PGRMC1 phosphorylation and cell plasticity 1: glycolysis, mitochondria, tumor growth

Background: Progesterone Receptor Membrane Component 1 (PGRMC1) is expressed in many cancer cells, where it is associated with detrimental patient outcomes. Multiple different functions and cellular locations have been attributed to PGRMC1 in a variety of contexts, however the mechanisms underlying PGRMC1 biology remain obscure. The protein contains several phosphorylated residues including tyrosines which were acquired in animal evolution prior to bilateral symmetry, and could be involved with animal cell differentiation mechanisms. Results: Here we demonstrate that mutagenic manipulation of PGRMC1 phosphorylation status in MIA PaCa-2 pancreatic cells exerts broad pleiotropic effects, influencing cell plasticity and tumorigenicity, as assayed by cell biological and proteomics measurements. Relative to parental cells over-expressing hemagglutinin-tagged wild-type PGRMC1-HA, cells expressing a PGRMC1-HA-S57A/S181A double mutant exhibited reduced levels of proteins involved in energy metabolism and mitochondrial function, and altered glucose metabolism suggesting modulation of the Warburg effect. This was associated with Rho-kinase inhibitor-sensitive changes including altered cell shape, motility, increased PI3K/Akt activity, and fragmented mitochondrial morphology. An S57A/Y180F/S181A triple mutant reduced PI3K/Akt activity, indicating involvement of Y180 in PI3K/Akt induction.
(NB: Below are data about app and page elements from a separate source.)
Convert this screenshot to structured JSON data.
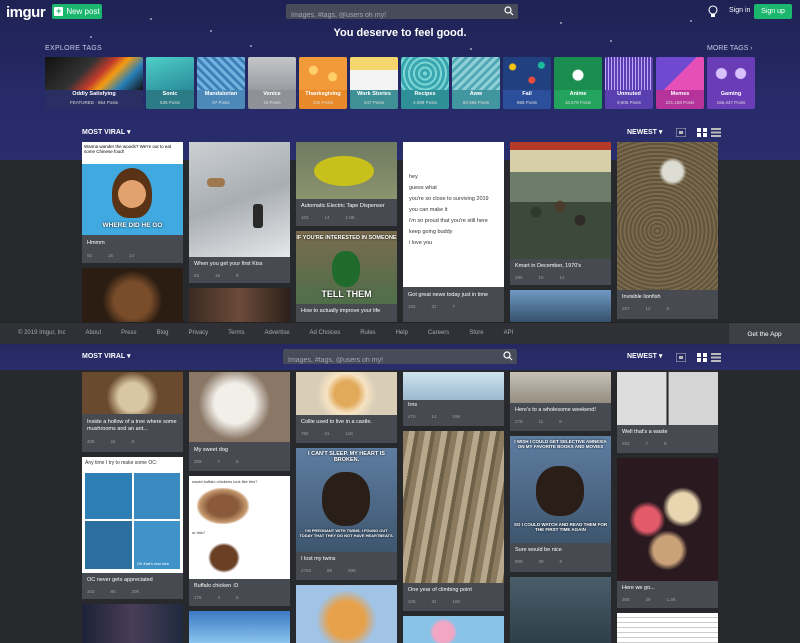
{
  "topbar": {
    "logo": "imgur",
    "new_post_label": "New post",
    "search_placeholder": "Images, #tags, @users oh my!",
    "sign_in": "Sign in",
    "sign_up": "Sign up"
  },
  "hero": {
    "tagline": "You deserve to feel good.",
    "explore_label": "EXPLORE TAGS",
    "more_tags_label": "MORE TAGS"
  },
  "tags": [
    {
      "label": "Oddly Satisfying",
      "count": "FEATURED · 864 Posts",
      "color": "#2a2f63"
    },
    {
      "label": "Sonic",
      "count": "535 Posts",
      "color": "#2c7c87"
    },
    {
      "label": "Mandalorian",
      "count": "97 Posts",
      "color": "#4c89b9"
    },
    {
      "label": "Venice",
      "count": "15 Posts",
      "color": "#8e9196"
    },
    {
      "label": "Thanksgiving",
      "count": "226 Posts",
      "color": "#e98a2a"
    },
    {
      "label": "Work Stories",
      "count": "247 Posts",
      "color": "#3f9096"
    },
    {
      "label": "Recipes",
      "count": "4,898 Posts",
      "color": "#2e8f97"
    },
    {
      "label": "Aww",
      "count": "50,566 Posts",
      "color": "#4196a0"
    },
    {
      "label": "Fail",
      "count": "868 Posts",
      "color": "#2b4f9a"
    },
    {
      "label": "Anime",
      "count": "16,579 Posts",
      "color": "#24a35f"
    },
    {
      "label": "Unmuted",
      "count": "9,805 Posts",
      "color": "#5a3fb0"
    },
    {
      "label": "Memes",
      "count": "221,158 Posts",
      "color": "#b5339b"
    },
    {
      "label": "Gaming",
      "count": "156,447 Posts",
      "color": "#6a3cb6"
    }
  ],
  "sort": {
    "most_viral": "MOST VIRAL",
    "newest": "NEWEST"
  },
  "footer": {
    "links": [
      "© 2019 Imgur, Inc",
      "About",
      "Press",
      "Blog",
      "Privacy",
      "Terms",
      "Advertise",
      "Ad Choices",
      "Rules",
      "Help",
      "Careers",
      "Store",
      "API"
    ],
    "get_app": "Get the App"
  },
  "posts": {
    "c1a": {
      "title": "Hmmm",
      "meta": [
        "92",
        "16",
        "14"
      ]
    },
    "c2a": {
      "title": "When you get your first Kiss",
      "meta": [
        "63",
        "16",
        "9"
      ]
    },
    "c3a": {
      "title": "Automatic Electric Tape Dispenser",
      "meta": [
        "103",
        "14",
        "1.9K"
      ]
    },
    "c3b": {
      "title": "How to actually improve your life",
      "meta": [
        "141",
        "40",
        "6"
      ]
    },
    "c4a": {
      "title": "Got great news today just in time",
      "meta": [
        "102",
        "31",
        "7"
      ]
    },
    "c5a": {
      "title": "Kmart in December, 1970's",
      "meta": [
        "290",
        "15",
        "14"
      ]
    },
    "c6a": {
      "title": "Invisible lionfish",
      "meta": [
        "257",
        "12",
        "8"
      ]
    },
    "c1b": {
      "title": "Inside a hollow of a tree where some mushrooms and an ant...",
      "meta": [
        "406",
        "22",
        "8"
      ]
    },
    "c2b": {
      "title": "My sweet dog",
      "meta": [
        "309",
        "7",
        "6"
      ]
    },
    "c3c": {
      "title": "Collie used to live in a castle.",
      "meta": [
        "782",
        "21",
        "11K"
      ]
    },
    "c3d": {
      "title": "I lost my twins",
      "meta": [
        "2703",
        "88",
        "30K"
      ]
    },
    "c4b": {
      "title": "Irns",
      "meta": [
        "470",
        "14",
        "19K"
      ]
    },
    "c4c": {
      "title": "One year of climbing point",
      "meta": [
        "345",
        "31",
        "15K"
      ]
    },
    "c5b": {
      "title": "Here's to a wholesome weekend!",
      "meta": [
        "279",
        "11",
        "6"
      ]
    },
    "c5c": {
      "title": "Sure would be nice",
      "meta": [
        "909",
        "39",
        "8"
      ]
    },
    "c6b": {
      "title": "Well that's a waste",
      "meta": [
        "204",
        "7",
        "9"
      ]
    },
    "c6c": {
      "title": "Here we go...",
      "meta": [
        "308",
        "29",
        "1.3K"
      ]
    },
    "c1c": {
      "title": "OC never gets appreciated",
      "meta": [
        "342",
        "85",
        "20K"
      ]
    },
    "c2c": {
      "title": "Buffalo chicken :D",
      "meta": [
        "176",
        "4",
        "6"
      ]
    }
  },
  "memes": {
    "dora_top": "Wanna wander the woods? We're out to eat some Chinese food!",
    "dora_bottom": "WHERE DID HE GO",
    "duck_top": "IF YOU'RE INTERESTED IN SOMEONE",
    "duck_bottom": "TELL THEM",
    "note_lines": [
      "hey",
      "guess what",
      "you're so close to surviving 2019",
      "you can make it",
      "i'm so proud that you're still here",
      "keep going buddy",
      "i love you"
    ],
    "bear_top": "I CAN'T SLEEP. MY HEART IS BROKEN.",
    "bear_bottom": "I'M PREGNANT WITH TWINS. I FOUND OUT TODAY THAT THEY DO NOT HAVE HEARTBEATS.",
    "bear2_top": "I WISH I COULD GET SELECTIVE AMNESIA ON MY FAVORITE BOOKS AND MOVIES",
    "bear2_bottom": "SO I COULD WATCH AND READ THEM FOR THE FIRST TIME AGAIN",
    "oc_top": "Any time I try to make some OC:",
    "oc_caption": "Oh that's real nice",
    "buffalo_top": "would buffalo chickens look like this?",
    "buffalo_q": "or this?"
  }
}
Both triple mutant and Y180F single mutant cells exhibited attenuated mouse xenograft tumor growth. Conclusions: Phosphorylation status of the PGRMC1 tyrosine 180 regulatory motif exerts dramatic influence over cancer cell biology, including Warburg effect-like glucose metabolism. In accompanying papers we show that: 1) the cells examined here exhibit dramatically altered metabolism and epigenetic status, with the triple mutant inducing hypermethylation similar to that of embryonic stem cells, and that 2) Y180 was acquired in evolution concurrently with appearance of the organizer that induces animal gastrulation. Taken together, these results indicate that the undescribed mechanisms regulating PGRMC1 phosphorylation may be of great disease relevance and merit urgent investigation.